Le président sénégalais Abdoulaye Wade, également coordonnateur des questions d’infrastructures pour le Nouveau partenariat pour le développement de l’Afrique (Nepad), a appelé mercredi dernier les Européens à renforcer leur aide à l’Afrique, si ces derniers ne veulent pas être supplantés par la Chine, l’Inde ou le Brésil.
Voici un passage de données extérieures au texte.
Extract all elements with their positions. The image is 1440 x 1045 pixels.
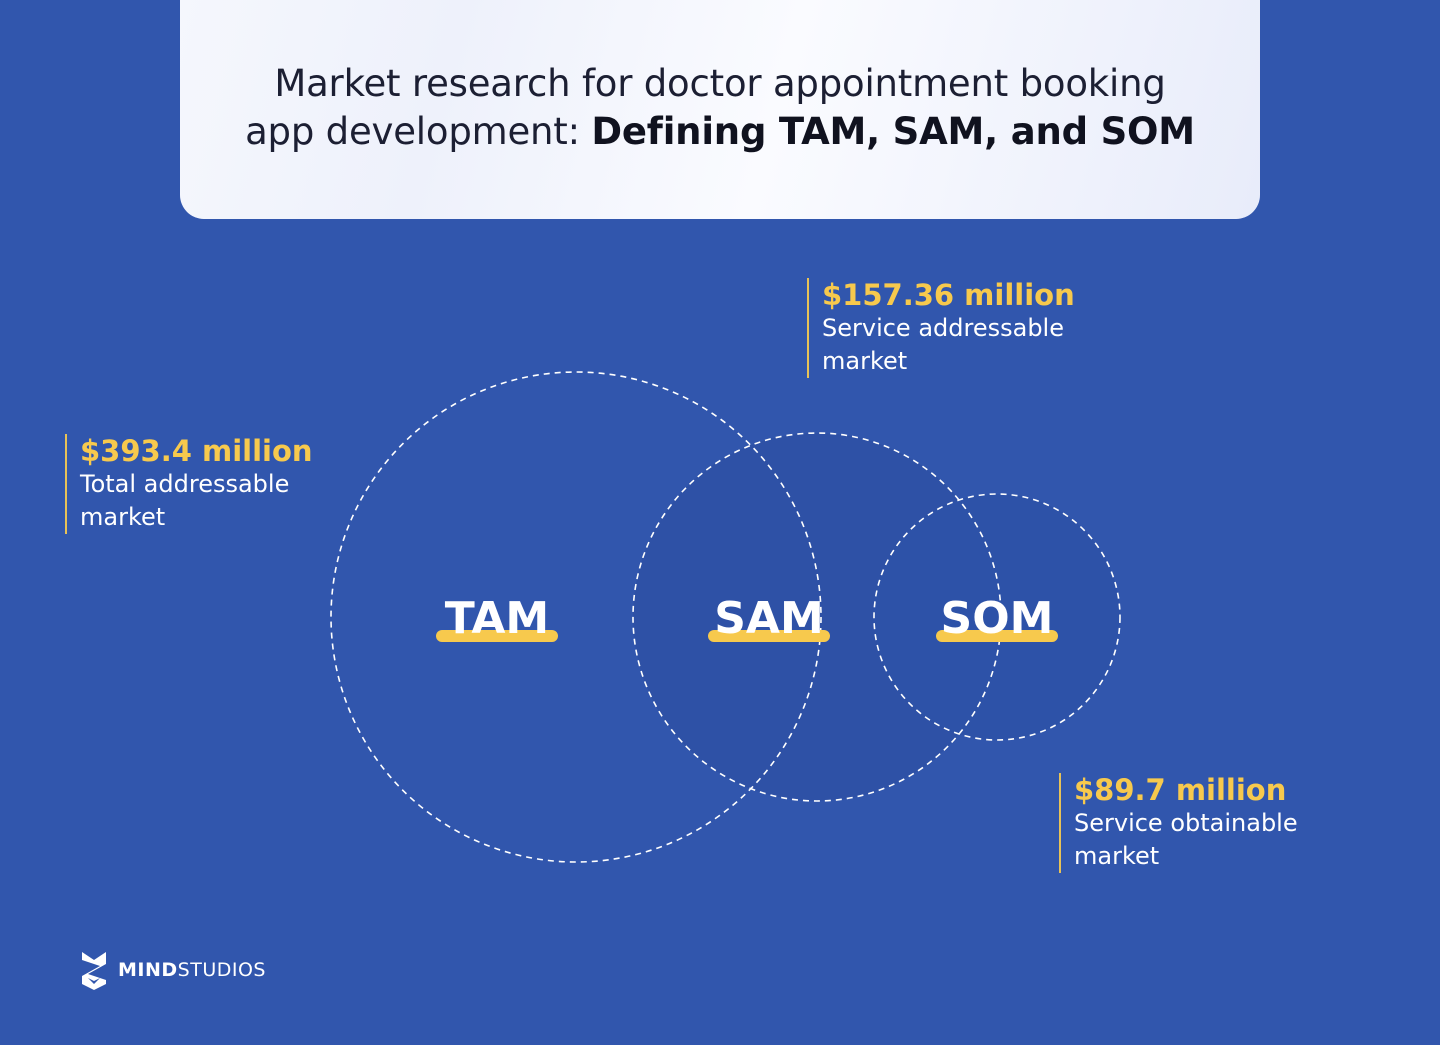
- som-circle-fill: [874, 494, 1120, 740]
- mind-studios-logo-icon: [82, 952, 106, 990]
- brand-name: MINDSTUDIOS: [118, 959, 266, 981]
- sam-label: SAM: [714, 593, 824, 644]
- title-line-2: app development:: [245, 109, 592, 153]
- tam-callout: $393.4 million Total addressable market: [65, 434, 350, 534]
- sam-callout: $157.36 million Service addressable mark…: [807, 278, 1092, 378]
- brand-name-regular: STUDIOS: [177, 959, 266, 981]
- sam-description: Service addressable market: [822, 314, 1064, 375]
- tam-value: $393.4 million: [80, 434, 313, 468]
- sam-circle-fill: [633, 433, 1001, 801]
- tam-description: Total addressable market: [80, 470, 290, 531]
- som-circle: [873, 493, 1121, 741]
- sam-underline: [708, 630, 830, 642]
- sam-circle: [632, 432, 1002, 802]
- som-underline: [936, 630, 1058, 642]
- page-title: Market research for doctor appointment b…: [245, 60, 1195, 156]
- brand-logo: MINDSTUDIOS: [80, 950, 266, 990]
- som-value: $89.7 million: [1074, 773, 1287, 807]
- brand-name-bold: MIND: [118, 959, 178, 981]
- tam-circle: [330, 371, 822, 863]
- title-bold-part: Defining TAM, SAM, and SOM: [591, 109, 1195, 153]
- title-line-1: Market research for doctor appointment b…: [274, 61, 1166, 105]
- som-description: Service obtainable market: [1074, 809, 1298, 870]
- tam-underline: [436, 630, 558, 642]
- title-card: Market research for doctor appointment b…: [180, 0, 1260, 219]
- som-label: SOM: [941, 593, 1054, 644]
- sam-value: $157.36 million: [822, 278, 1075, 312]
- som-callout: $89.7 million Service obtainable market: [1059, 773, 1344, 873]
- tam-label: TAM: [445, 593, 549, 644]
Le président sénégalais Abdoulaye Wade s’exprimait lors d’une conférence de presse sur le développement des transports en Afrique au siège de la Commission européenne.
« L’Afrique veut bien coopérer avec l’Europe, mais si l’Europe se ferme de l’Afrique au moment où nous avons l’Inde, la Chine, le Brésil qui viennent nous offrir la même chose que l’Europe à des prix inférieurs et à des conditions extraordinaires de crédit sur 15 ou 20 ans, ça aussi ça fait partie des réalités économiques », a averti Abdoulaye Wade.

Signature des APE

« L’Europe devient de moins en moins concurrentielle en ce qui concerne l’Afrique : je vous le dis franchement, je vous le dis sincèrement, je vous le dis amicalement, en espérant que vous réfléchirez à tout ça et que nous trouverons ensemble les moyens de renforcer la coopération entre l’Europe et l’Afrique », a-t-il ajouté. Ces déclarations de Abdoulaye Wade interviennent au moment où l’Europe est en train de négocier avec les pays africains la signature des APE (Accords de Partenariat Economique).
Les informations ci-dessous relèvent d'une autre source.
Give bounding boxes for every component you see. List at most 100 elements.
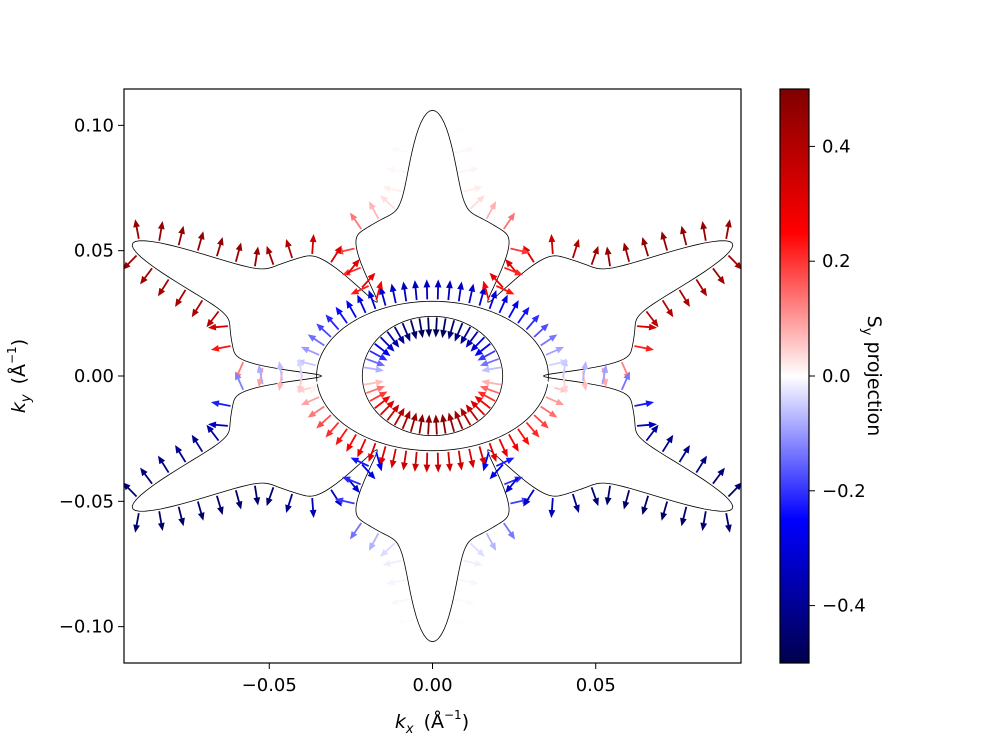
arrow-shaft	[695, 460, 705, 474]
spin-arrow	[446, 280, 453, 301]
arrow-head	[548, 385, 556, 395]
spin-arrow	[482, 451, 490, 472]
arrow-head	[253, 497, 261, 506]
spin-arrow	[207, 323, 228, 331]
arrow-head	[346, 443, 354, 452]
arrow-shaft	[142, 267, 153, 281]
arrow-head	[124, 261, 131, 270]
arrow-head	[434, 279, 442, 288]
spin-arrow	[447, 320, 456, 340]
arrow-shaft	[374, 343, 387, 354]
arrow-shaft	[498, 299, 507, 314]
arrow-shaft	[347, 478, 361, 486]
spin-arrow	[432, 317, 440, 338]
spin-arrow	[590, 245, 599, 265]
arrow-shaft	[478, 446, 485, 461]
arrow-shaft	[301, 361, 316, 367]
arrow-head	[300, 346, 310, 354]
arrow-shaft	[543, 377, 553, 390]
arrow-shaft	[411, 636, 424, 647]
spin-arrow	[175, 289, 187, 307]
spin-arrow	[661, 434, 674, 453]
spin-arrow	[481, 379, 502, 386]
arrow-shaft	[637, 423, 652, 427]
arrow-head	[235, 500, 243, 510]
spin-arrow	[470, 336, 486, 352]
arrow-head	[350, 287, 360, 295]
spin-arrow	[175, 445, 187, 463]
spin-arrow	[508, 434, 519, 452]
spin-arrow	[382, 559, 402, 567]
arrow-head	[622, 242, 630, 252]
arrow-head	[397, 335, 405, 345]
arrow-head	[157, 455, 166, 465]
arrow-head	[395, 619, 405, 626]
arrow-head	[573, 238, 580, 248]
arrow-head	[423, 464, 431, 473]
spin-arrow	[196, 501, 205, 521]
spin-arrow	[357, 438, 367, 458]
arrow-head	[477, 391, 487, 399]
spin-arrow	[489, 272, 504, 289]
arrow-shaft	[549, 361, 564, 367]
spin-arrow	[349, 212, 362, 230]
spin-arrow	[661, 299, 674, 318]
arrow-head	[440, 413, 447, 423]
arrow-shaft	[492, 463, 504, 476]
arrow-head	[468, 283, 476, 293]
arrow-head	[380, 195, 389, 204]
arrow-shaft	[386, 408, 397, 421]
arrow-head	[457, 462, 464, 471]
arrow-head	[376, 385, 386, 393]
arrow-head	[368, 201, 376, 210]
arrow-shaft	[727, 254, 739, 267]
spin-arrow	[678, 289, 690, 307]
spin-arrow	[349, 522, 362, 540]
arrow-head	[725, 524, 732, 533]
spin-arrow	[390, 146, 410, 154]
spin-arrow	[622, 242, 631, 263]
spin-arrow	[389, 448, 397, 469]
arrow-shaft	[403, 287, 408, 302]
arrow-head	[548, 334, 558, 342]
arrow-shaft	[135, 512, 140, 528]
arrow-shaft	[279, 366, 284, 381]
arrow-head	[700, 522, 708, 531]
spin-arrow	[457, 450, 464, 471]
arrow-head	[404, 410, 411, 420]
arrow-head	[206, 424, 215, 434]
arrow-head	[604, 246, 612, 255]
arrow-shaft	[571, 244, 578, 259]
arrow-shaft	[474, 336, 486, 348]
arrow-head	[641, 237, 648, 246]
arrow-shaft	[441, 105, 454, 116]
arrow-shaft	[358, 438, 367, 453]
spin-arrow	[503, 212, 516, 230]
arrow-head	[382, 395, 391, 404]
spin-arrow	[401, 322, 411, 342]
arrow-shaft	[370, 532, 380, 546]
arrow-shaft	[414, 451, 418, 467]
arrow-shaft	[395, 598, 410, 604]
arrow-head	[477, 353, 487, 361]
arrow-shaft	[369, 442, 377, 457]
arrow-shaft	[254, 485, 258, 500]
arrow-head	[197, 231, 205, 240]
arrow-shaft	[634, 345, 649, 350]
spin-arrow	[389, 283, 397, 304]
arrow-shaft	[482, 350, 496, 359]
arrow-shaft	[387, 559, 402, 565]
arrow-shaft	[478, 343, 491, 354]
arrow-head	[210, 344, 220, 352]
spin-arrow	[368, 290, 377, 310]
spin-arrow	[545, 346, 565, 356]
spin-arrow	[517, 428, 530, 446]
arrow-head	[157, 522, 165, 531]
arrow-shaft	[495, 459, 510, 467]
arrow-shaft	[462, 326, 472, 340]
arrow-shaft	[478, 291, 485, 306]
arrow-shaft	[391, 448, 397, 463]
spin-arrow	[412, 451, 419, 472]
spin-arrow	[441, 636, 458, 650]
spin-arrow	[469, 195, 485, 210]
La création de l’Union Européenne a pour conséquence d’isoler l’Afrique

Abdoulaye Wade a notamment reproché aux Européens de privilégier l’Afrique méditerranéenne, via l’Union pour la Méditerranée lancée en juillet 2008, par rapport à l’Afrique noire.
« Notre grande inquiétude », a-t-il insisté, est que la création de l’Union pour la Méditerranée ait pour conséquence « d’isoler l’Afrique ».
« Nous ne resterons pas sans réagir à cette espèce d’enfermement » de l’Afrique noire, a-t-il averti, et cette dernière va « s’ouvrir à l’Amérique latine » et « à l’Inde » pour favoriser « une coopération Sud-Sud qui va nous permettre de nous développer ».